Na pandemia, Maíra achou um canal confiável e que plantava de forma caseira. Foi então que começou o uso constante.

QUANDO ELA MUDOU A CABEÇA DA MÃE

A mãe de Maíra tinha aquela visão preconceituosa sobre a erva, que alimentou os monstros na cabeça da influencer não só durante a juventude, como quando eles ressurgiram nas primeiras experiências canábicas. A mudança de opinião viria de forma gradual, até um momento em que venceria os preconceitos.

A apresentação da daga à mãe, que tem 62 anos, teria início após a volta de uma viagem a Portugal. “Ela é viciada em skincare e uma das coisas que eu descobri é que maconha é impressionante pra produtos da pele”. Ela então trouxe na mala tonificantes, hidratantes e outros desses creminhos. “Experimenta e me fala”, disse à mãe. E ela adorou! “‘Virou a pessoa que mais consome creme à base de cannabis que eu conheço”.

Maíra então abriu para a mãe que é à favor da legalização, e em troca a mãe, que já tinha tendências holísticas, começou a entender o potencial da planta. “Foi um elemento de interesse [os produtos de skincare] que rompeu a bolha que tinha na cabeça dela”.

“Só que ela apenas entendeu 100% de como isso fazia bem quando me viu melhorar com o uso das gominhas”. No ano passado, bastaram três meses de uso constante para Maíra sentir progresso significativo em sua ansiedade. Após uma vida na qual foi do preconceito ao uso diário da erva, seja em qual formato for e para qual fim quiser, ela achou o alívio pelas vias canábicas. Aos 39 anos, pôde fazer o mesmo pela mãe: “Quando ela me viu e me reconheceu novamente, que entendeu como melhorei, é que ela realmente passou a aceitar.”

Como influencer, ou seja, com uma voz ouvida por multidões das redes, ela se vê no papel de comunicar ao público de suas experiências.
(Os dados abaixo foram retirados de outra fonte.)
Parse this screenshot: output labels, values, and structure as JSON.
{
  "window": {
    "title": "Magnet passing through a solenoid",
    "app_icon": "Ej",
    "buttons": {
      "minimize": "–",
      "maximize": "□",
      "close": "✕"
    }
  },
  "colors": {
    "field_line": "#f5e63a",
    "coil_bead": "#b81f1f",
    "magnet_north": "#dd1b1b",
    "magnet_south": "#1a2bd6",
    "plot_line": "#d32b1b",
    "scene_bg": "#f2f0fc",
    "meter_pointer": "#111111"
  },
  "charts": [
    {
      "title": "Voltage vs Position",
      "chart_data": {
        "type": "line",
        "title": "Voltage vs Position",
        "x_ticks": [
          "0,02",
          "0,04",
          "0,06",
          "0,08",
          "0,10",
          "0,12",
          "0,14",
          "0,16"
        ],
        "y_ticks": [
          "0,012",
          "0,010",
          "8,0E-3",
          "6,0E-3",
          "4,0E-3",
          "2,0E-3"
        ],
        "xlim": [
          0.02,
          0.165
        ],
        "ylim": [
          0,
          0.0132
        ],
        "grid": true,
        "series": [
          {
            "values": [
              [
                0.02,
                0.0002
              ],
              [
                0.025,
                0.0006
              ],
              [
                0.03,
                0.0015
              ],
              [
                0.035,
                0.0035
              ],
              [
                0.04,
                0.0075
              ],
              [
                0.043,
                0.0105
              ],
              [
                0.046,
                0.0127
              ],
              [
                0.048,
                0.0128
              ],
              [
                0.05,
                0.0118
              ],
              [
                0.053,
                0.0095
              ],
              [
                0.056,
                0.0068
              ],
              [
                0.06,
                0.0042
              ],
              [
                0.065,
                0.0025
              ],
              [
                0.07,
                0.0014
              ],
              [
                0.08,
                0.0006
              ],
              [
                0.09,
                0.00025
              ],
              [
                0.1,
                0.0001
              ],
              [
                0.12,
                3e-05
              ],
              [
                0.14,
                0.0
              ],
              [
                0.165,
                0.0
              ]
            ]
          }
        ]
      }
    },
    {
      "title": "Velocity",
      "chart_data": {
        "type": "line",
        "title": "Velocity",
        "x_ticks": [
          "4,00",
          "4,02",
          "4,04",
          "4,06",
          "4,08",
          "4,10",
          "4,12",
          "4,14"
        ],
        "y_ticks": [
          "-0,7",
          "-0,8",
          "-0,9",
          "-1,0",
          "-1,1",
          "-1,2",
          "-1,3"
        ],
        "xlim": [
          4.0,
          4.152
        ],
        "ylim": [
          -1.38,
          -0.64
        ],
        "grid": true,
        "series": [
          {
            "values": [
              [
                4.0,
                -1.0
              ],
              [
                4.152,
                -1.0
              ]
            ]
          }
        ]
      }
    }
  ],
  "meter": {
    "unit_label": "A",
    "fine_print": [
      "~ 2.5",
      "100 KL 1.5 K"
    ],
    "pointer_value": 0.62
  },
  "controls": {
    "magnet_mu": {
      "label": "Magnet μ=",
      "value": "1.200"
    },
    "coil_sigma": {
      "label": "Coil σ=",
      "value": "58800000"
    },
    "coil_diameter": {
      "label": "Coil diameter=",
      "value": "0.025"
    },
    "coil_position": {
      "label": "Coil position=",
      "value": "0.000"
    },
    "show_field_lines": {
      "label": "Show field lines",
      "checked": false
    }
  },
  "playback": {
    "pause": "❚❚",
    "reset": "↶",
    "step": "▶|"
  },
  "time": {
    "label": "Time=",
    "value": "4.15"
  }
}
Por isso, em janeiro publicou no seu Instagram um breve depoimento em vídeo no qual compartilha dos impactos positivos que a cannabis teve em sua vida, como também ao aliviar sintomas da diabetes e ajudar na criatividade.

“Todo debate tem profundidades diferentes. Como criadora de conteúdo, estou numa das primeiras camadas, em que posso trazer [o público] para um ponto em que consigo falar diferente, como falei com minha mãe. Despertar curiosidade e quebrar estereótipos são passos importantes para se chegar na descriminalização.”